Il faut revenir à l’été 2008, pour observer un contexte comparable. Jean-Claude Trichet, alors Président de la BCE, devait alors faire face à une hausse des prix à la consommation de 4% et avait donc relevé ses taux de 4% à 4,25%.

Nous sommes aujourd’hui sur une hausse de prix à la consommation qui continue d’accélérer et qui est désormais supérieure à 5% en zone Euro. Mais les taux directeurs européens sont toujours négatifs.

Les banques centrales, notamment la BCE, n’ont finalement pas pu tenir leur position qui consistait à mener leur politique monétaire en regardant au-delà du pic d’inflation et les marchés ont été douchés par ce revirement.

Au-delà du focus actuel sur l’inflation, il faut regarder le sujet de la croissance qui pourrait bientôt s’ajouter à nos préoccupations. En effet, le rebond post pandémie se modère et la hausse des prix va accentuer ce ralentissement en mordant sur le pouvoir d’achat. Le schéma économique présentant trop d’inflation et pas assez de croissance est un scénario adverse pour les marchés, et sans être le scénario central aujourd’hui, il risque néanmoins d’être évoqué prochainement.

Bien entendu, c’est également un schéma complexe à gérer pour les banques centrales. Souvenons-nous qu’en 2008, Monsieur Trichet avait été critiqué pour sa hausse de taux alors que la croissance montrait déjà des signes d’essoufflement.

ACTIONS

Depuis le début de l’année, les marchés actions ont été impactés par les annonces de durcissement de politiques monétaires aux Etats Unis et en Europe ainsi que par la situation géopolitique entre la Russie et les pays occidentaux.

Encore aujourd’hui, les niveaux de volatilité sur les marchés actions restent élevés, principalement alimentés par des craintes géopolitiques. Parallèlement, la saison de publication des résultats reste globalement très positive et continue de soutenir les marchés. La croissance des revenus est supérieure aux attentes, grâce à une meilleure dynamique de l’activité commerciale au dernier trimestre. La croissance des bénéfices par action a également dépassé les espérances, s’établissant respectivement à +28% et +44%1 sur un an aux États-Unis et en Europe.

A cette dichotomie entre la situation macro et micro, s’ajoutent des facteurs de soutien aux marchés actions. Les indicateurs avancés restent bien orientés, les niveaux de stocks se maintiennent sur des niveaux historiquement bas et le cycle d’investissement des entreprises devrait accélérer. De plus, les politiques de retours aux actionnaires ainsi que l’activité de fusions-acquisitions restent dynamiques.
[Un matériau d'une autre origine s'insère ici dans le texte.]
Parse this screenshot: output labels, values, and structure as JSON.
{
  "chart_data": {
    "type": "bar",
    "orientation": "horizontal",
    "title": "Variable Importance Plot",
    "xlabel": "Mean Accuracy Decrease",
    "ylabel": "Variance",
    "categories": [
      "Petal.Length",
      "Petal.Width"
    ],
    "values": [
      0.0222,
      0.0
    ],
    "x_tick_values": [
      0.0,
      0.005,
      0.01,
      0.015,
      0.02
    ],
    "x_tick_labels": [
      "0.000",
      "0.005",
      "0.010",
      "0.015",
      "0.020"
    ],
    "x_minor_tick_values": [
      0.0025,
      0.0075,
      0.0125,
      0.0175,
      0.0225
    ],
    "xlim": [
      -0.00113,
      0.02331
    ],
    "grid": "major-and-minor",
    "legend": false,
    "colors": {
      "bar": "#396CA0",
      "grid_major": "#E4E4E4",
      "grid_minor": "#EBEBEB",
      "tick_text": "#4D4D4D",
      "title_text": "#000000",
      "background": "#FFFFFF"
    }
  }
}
En définitive, nous considérons qu’il y a toujours un potentiel de hausse sur les marchés actions. Cependant et au vu de l’environnement de marché actuel nous renforçons notre attention concernant la sélection des titres.

TAUX

L’inflation reste l’inquiétude principale des marchés obligataires avec des chiffres sortis encore une fois au-dessus des attentes au mois de janvier. L’inflation est, en effet ressortie à 7,5% outre Atlantique et à 5,1% en zone Euro, ce qui a provoqué un changement de ton à la fois du côté de la FED et de la BCE. La thèse de l’inflation transitoire semble maintenant difficile à défendre pour les banquiers centraux, surtout quand la question devient de plus en plus politique en lien avec les fortes hausses du prix de l’essence et des biens alimentaires.
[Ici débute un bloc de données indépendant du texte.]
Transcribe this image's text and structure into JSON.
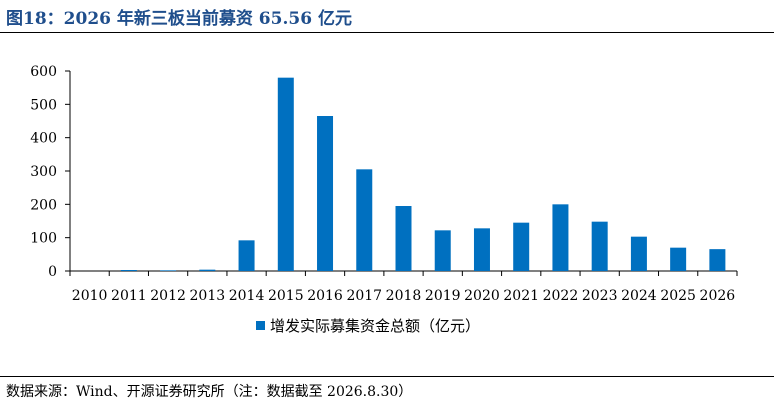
{
  "figure": {
    "title": "图18：2026 年新三板当前募资 65.56 亿元",
    "source": "数据来源：Wind、开源证券研究所（注：数据截至 2026.8.30）"
  },
  "chart_data": {
    "type": "bar",
    "categories": [
      "2010",
      "2011",
      "2012",
      "2013",
      "2014",
      "2015",
      "2016",
      "2017",
      "2018",
      "2019",
      "2020",
      "2021",
      "2022",
      "2023",
      "2024",
      "2025",
      "2026"
    ],
    "series": [
      {
        "name": "增发实际募集资金总额（亿元）",
        "values": [
          0,
          3,
          2,
          4,
          92,
          580,
          465,
          305,
          195,
          122,
          128,
          145,
          200,
          148,
          103,
          70,
          65.56
        ]
      }
    ],
    "yticks": [
      0,
      100,
      200,
      300,
      400,
      500,
      600
    ],
    "ylim": [
      0,
      600
    ],
    "grid": false,
    "legend": "bottom-center",
    "color": "#0070c0"
  }
}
L’ensemble des prévisionnistes a eu beaucoup de mal à prévoir l’évolution de l’inflation depuis maintenant de nombreux mois, et cette incertitude autour de l’évolution future des prix ne semble pas devoir disparaître à court terme. Devant ce choc lié principalement à des problématiques d’offre, les banquiers centraux n’ont d’autres choix que de tenter de ralentir la demande en rendant les conditions financières moins accommodantes, entrainant en parallèle une forte hausse de la volatilité de l’ensemble des actifs financiers.

Les anticipations de hausse de taux ont donc logiquement fortement accéléré depuis le début de l’année: aux Etats-Unis, les marchés anticipaient environ 100pbs de hausse de taux durant l’année 2022, ces anticipations sont maintenant passées à 200pbs. De la même manière, 50pbs de hausse de taux sont maintenant attendus de la part de la BCE alors que rien n’était anticipé en début d’année.
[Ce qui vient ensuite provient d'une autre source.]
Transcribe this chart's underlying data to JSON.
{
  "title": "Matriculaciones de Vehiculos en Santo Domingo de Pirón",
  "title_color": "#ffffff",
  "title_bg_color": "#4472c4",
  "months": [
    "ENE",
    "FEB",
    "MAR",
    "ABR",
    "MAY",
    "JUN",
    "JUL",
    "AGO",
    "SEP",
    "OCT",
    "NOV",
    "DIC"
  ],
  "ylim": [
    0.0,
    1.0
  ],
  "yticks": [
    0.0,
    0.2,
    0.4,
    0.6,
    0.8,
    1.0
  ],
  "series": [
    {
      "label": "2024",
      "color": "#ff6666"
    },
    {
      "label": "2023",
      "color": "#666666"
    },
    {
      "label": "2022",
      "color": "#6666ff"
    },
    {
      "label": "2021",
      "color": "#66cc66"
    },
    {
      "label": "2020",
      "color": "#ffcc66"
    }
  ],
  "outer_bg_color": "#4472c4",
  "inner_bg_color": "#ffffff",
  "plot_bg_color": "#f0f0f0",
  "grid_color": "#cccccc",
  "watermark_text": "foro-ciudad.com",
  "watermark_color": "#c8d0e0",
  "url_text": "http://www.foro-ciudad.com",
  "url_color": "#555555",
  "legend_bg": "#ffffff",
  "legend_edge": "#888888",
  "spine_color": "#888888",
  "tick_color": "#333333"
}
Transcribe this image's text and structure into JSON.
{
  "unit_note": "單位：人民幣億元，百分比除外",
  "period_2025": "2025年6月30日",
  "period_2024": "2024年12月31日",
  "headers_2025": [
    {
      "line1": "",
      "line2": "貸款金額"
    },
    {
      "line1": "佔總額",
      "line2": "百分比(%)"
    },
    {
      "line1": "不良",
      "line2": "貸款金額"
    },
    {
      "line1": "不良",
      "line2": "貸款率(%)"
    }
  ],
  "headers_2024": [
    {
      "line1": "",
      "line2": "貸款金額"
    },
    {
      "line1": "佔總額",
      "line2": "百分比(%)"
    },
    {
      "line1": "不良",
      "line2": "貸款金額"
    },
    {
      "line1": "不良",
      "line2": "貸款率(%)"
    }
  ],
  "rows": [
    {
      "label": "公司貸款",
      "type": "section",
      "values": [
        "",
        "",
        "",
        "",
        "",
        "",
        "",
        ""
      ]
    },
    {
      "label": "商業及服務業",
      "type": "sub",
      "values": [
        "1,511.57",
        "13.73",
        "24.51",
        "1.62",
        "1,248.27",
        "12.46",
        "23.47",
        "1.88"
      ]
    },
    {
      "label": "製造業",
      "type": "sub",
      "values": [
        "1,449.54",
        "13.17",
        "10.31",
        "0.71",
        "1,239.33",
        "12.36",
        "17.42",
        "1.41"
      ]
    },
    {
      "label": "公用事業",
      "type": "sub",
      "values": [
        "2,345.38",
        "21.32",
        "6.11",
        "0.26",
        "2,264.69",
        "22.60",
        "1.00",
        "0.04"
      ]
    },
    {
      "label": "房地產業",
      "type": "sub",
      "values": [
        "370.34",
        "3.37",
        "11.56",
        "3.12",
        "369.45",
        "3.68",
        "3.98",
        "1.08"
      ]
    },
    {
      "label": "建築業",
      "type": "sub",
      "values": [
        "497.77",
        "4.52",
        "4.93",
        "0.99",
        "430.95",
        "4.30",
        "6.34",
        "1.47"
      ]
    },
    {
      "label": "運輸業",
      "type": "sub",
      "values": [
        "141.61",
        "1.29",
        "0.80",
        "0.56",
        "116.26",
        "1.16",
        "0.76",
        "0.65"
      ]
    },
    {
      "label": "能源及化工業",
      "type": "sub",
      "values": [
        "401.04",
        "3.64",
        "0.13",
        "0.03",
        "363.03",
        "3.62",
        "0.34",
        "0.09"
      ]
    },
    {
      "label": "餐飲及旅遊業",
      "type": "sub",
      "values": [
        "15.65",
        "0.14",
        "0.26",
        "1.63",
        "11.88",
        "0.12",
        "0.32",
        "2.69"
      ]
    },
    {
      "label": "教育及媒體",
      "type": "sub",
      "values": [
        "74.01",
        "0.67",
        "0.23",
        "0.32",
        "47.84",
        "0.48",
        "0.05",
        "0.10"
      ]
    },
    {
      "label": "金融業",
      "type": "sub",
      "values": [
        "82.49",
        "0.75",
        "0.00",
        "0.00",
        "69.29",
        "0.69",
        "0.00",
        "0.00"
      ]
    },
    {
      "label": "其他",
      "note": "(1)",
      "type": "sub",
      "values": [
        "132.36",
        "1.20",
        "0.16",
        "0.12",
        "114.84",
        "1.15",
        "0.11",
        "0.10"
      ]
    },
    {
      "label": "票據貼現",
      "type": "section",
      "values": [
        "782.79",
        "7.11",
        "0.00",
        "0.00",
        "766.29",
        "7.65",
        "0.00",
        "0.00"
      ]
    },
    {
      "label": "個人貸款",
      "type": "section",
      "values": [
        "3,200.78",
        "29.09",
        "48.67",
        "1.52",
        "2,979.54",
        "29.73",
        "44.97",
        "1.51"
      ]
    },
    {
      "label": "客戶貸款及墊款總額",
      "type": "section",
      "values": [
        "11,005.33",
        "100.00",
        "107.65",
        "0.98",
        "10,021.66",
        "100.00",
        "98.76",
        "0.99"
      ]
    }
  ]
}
Simultanément, les banques centrales mettent aussi fin de manière plus rapide que prévu à leurs programmes d’assouplissement quantitatif pour tenter de ralentir la spirale inflationniste.

Jusqu’où les banques centrales pourront elles aller sans casser la croissance? La question reste ouverte mais il nous semble que sans soutiens budgétaires importants, l’impact conjugué de conditions financières moins accommodantes et de prix en hausse devrait jouer assez rapidement sur la demande finale, «forçant» potentiellement les autorités à choisir entre lutter contre la hausse des prix et maintenir une croissance satisfaisante.

Avec ces perspectives en tête, il est probable que les primes de risques des pays périphériques restent sous pression. Il nous semble aussi probable que les parties courtes de courbe américaines et européennes continuent à se tendre, a minima tant que la croissance (et donc la consommation) reste résiliente.

HIGH BETA

1- High Yield

Le marché High Yield a lui aussi été secoué par le changement de discours plus restrictif que prévu des différentes banques centrales.

Ce changement de posture a conduit à une hausse significative des taux sans risques2:

  • +43 pbs pour le 10 ans US depuis le début d’année (passant de 1,510% à 1,937%)
  • +57 pbs sur le 10 ans Français (passant de 0,191% à 0,762%)
  • +46 pbs sur le 10 ans allemand (passant de -0,186% à 0,292% soit le plus haut observé depuis 2015)

Mais aussi à une hausse des spreads de crédit YTD2:

  • L’indice HY US s’est écarté de 52 pbs à 357 pbs
  • L’indice HY euro s’est écarté de 34 pbs à 321 pbs
  • L’indice EM s’est écarté de 3 pbs à 564 pbs

Au total, la hausse des taux sans risques et des spreads de crédit a conduit à une performance totale négative2 (portage + variation des prix des obligations) YTD de:

  • - 3,96% sur l’indice US
  • - 3,22% sur l’indice HY euro
  • - 3,11% sur l’indice EM

Comme indiqué dans notre note de rentrée publiée en début d’année (17/01/2022), nous pensons que le premier semestre restera volatile pour ce segment de marché, compte tenu des risques sanitaires et de la sortie des banques centrales. Toutefois, nous pensons que les fondamentaux des entreprises restent solides et ce faisant les taux de défauts devraient rester bas ce qui est favorable à la classe d’actifs High Yield.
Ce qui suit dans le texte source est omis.